Read This: The newspaper profile that killed Marvel’s mightiest team-up

Read This: The newspaper profile that killed Marvel’s mightiest team-up
Photo: Michel Boutefeu

While the era of the Marvel Cinematic Universe has been key to cementing Stan Lee’s hagiography, even the slightest research into the comic book legend’s history reveals a much more complicated, often troubling legacy. To make an extremel long story short: While Lee was widely marketed (often by himself) as the mastermind behind all things classic Marvel, the charismatic comic book frontman often stole the spotlight from a bunch of other talented writers and artists. Arguably no one suffered more from this than Jack Kirby, who co-created The X-Men, Fantastic Four, Iron Man, and several other Marvel fixtures alongside Lee, and who nursed a healthy (if understandable) resentment of “Stan The Man” for the rest of his life.
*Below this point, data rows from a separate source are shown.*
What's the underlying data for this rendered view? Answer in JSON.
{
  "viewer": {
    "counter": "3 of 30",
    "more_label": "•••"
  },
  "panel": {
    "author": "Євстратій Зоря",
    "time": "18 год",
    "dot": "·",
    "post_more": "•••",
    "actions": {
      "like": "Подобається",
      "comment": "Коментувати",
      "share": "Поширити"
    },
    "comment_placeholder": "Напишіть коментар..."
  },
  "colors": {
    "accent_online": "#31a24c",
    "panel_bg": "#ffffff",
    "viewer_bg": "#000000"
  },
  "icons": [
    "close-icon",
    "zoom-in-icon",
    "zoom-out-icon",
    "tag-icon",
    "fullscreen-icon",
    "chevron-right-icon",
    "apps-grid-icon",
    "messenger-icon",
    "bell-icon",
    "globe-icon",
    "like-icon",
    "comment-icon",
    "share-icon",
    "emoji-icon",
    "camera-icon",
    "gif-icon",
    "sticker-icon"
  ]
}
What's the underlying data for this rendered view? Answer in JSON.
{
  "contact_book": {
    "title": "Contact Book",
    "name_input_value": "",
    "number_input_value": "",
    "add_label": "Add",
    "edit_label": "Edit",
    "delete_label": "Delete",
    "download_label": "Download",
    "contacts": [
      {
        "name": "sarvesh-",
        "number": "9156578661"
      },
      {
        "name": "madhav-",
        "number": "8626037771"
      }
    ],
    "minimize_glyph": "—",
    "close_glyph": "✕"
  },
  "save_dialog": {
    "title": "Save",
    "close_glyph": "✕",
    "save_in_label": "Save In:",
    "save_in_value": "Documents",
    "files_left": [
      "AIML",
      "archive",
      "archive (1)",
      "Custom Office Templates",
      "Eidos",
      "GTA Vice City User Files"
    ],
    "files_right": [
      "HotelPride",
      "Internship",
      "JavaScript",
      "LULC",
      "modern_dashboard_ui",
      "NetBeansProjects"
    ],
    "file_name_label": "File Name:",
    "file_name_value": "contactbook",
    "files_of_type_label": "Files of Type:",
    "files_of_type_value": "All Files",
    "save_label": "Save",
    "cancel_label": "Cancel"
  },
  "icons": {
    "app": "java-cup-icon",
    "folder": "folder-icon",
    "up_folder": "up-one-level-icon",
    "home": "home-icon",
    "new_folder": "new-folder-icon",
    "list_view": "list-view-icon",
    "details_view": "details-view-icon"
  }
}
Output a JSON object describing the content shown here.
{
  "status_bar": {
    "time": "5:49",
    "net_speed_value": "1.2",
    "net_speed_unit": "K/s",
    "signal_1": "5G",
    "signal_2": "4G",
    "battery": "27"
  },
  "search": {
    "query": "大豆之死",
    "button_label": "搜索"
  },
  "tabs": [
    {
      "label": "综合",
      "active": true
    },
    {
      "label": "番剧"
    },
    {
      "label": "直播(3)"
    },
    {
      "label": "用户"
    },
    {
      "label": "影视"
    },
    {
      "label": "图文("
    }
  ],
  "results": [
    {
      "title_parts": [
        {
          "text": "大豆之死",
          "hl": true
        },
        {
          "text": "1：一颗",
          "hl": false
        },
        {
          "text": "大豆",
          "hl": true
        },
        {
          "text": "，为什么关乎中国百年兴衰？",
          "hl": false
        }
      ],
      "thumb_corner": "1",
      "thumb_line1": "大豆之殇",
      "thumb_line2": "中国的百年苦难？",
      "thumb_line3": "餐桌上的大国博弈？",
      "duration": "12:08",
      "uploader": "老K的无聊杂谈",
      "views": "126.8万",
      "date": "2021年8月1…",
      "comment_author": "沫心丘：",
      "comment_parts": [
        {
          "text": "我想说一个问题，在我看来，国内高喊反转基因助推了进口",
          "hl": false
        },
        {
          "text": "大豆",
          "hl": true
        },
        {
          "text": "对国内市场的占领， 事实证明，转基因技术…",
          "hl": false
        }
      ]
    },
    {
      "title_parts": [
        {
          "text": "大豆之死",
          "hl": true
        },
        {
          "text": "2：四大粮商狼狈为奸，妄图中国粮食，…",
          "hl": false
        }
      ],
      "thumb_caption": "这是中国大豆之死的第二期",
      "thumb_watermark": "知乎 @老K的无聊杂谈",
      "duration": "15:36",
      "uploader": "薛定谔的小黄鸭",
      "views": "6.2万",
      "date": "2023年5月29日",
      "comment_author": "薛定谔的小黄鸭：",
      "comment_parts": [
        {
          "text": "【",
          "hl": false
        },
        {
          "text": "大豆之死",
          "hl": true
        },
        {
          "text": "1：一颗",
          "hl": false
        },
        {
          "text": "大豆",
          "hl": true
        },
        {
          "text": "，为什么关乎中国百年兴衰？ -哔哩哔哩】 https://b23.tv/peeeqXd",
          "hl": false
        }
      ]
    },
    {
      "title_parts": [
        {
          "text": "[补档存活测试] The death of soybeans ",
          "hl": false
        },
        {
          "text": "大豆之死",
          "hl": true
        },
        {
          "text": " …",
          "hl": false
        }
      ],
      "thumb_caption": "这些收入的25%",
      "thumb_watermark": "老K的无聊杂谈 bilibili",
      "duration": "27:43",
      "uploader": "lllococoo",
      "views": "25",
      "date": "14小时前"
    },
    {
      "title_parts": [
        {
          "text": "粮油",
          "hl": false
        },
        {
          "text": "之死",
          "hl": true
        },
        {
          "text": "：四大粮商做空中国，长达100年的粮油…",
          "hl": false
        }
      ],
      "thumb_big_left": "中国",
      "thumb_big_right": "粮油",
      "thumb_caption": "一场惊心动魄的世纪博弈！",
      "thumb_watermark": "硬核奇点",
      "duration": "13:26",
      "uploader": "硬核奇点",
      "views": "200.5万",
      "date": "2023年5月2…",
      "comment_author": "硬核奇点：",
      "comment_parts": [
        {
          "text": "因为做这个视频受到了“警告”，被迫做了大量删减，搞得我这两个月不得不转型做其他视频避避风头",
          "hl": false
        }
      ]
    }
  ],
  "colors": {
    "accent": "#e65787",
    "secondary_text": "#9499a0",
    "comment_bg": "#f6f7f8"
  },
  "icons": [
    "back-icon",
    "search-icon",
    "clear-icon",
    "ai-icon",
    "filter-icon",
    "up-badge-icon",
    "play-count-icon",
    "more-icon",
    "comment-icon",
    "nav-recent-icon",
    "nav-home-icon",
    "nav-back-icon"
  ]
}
The fallout between the simultaneously beloved and controversial face of Marvel Comics and Kirby is almost as legendary as some of their superhero icons, and just one of the many fascinating aspects detailed in Abraham Riesman’s new biography, True Believer: The Rise And Fall Of Stan Lee, out today with Penguin Random House. Over at Slate this morning, a new excerpt from Riesman’s book details the comparatively small newspaper profile of the duo that proved to be the final straw for Kirby.

Back in 1965, Marvel Comics was a hot commodity (not yet the multi-billion dollar commodity it is today, but still), and Stan Lee was milking it for all it was worth. When up-and-coming journalist Nat Freedland pitched a piece on Lee, Kirby, and the whole Marvel operation to The New York Herald Tribune, what Freedland naively believed to be simple “day in the life” visit to Marvel HQ turned out to be somewhat of a staged PR stunt on Lee’s part.

“There are little touches I can see now, in retrospect—little touches of being an egomaniac and taking all the credit… But he told me about all the stuff, and I thought it was cute and tremendous. I saw artists coming around, but I didn’t talk to them much,” Freedland recounts of Lee in the True Believe excerpt.

Lee made it seem like he came up with most of an issue’s major plot points, which he conveyed to artists like Kirby, who would make his ideas a reality—which was a stretch. “Indeed, according to Kirby, he was by that point primarily just dictating to Lee what he was going to do in a given story, and those meager plot conversations weren’t even happening in person; they were all over the phone,” writes Riesman. “Freedland knew none of this and didn’t bother to find it out. ‘I was so enchanted by the whole thing,’ he says. The staged scene wound up as the central sequence in the Herald Tribune story.”

As it turns out, Kirby was less than thrilled when the article finally published. As his former assistant and biographer, Mark Evanier, remembered, “Jack’s wife, Roz, read the article early the Sunday morning it came out, woke Jack up to read it… Jack phoned Stan at home to wake him up and complain. Both men later recalled that the collaboration was never the same after that day, and it was more than just an injured ego at work.”

Freedland, to his credit, apparently regrets his shoddy reporting on the Lee-Kirby relationship—but Riesman certainly makes it seem like that relationship would’ve been on its last legs with or without the profile. The superpowered characters Kirby and Lee introduced to the world have managed to recover from more devastating blows, but it’s pretty difficult to ret-con reality, especially when you have writers like Riesman there to investigate.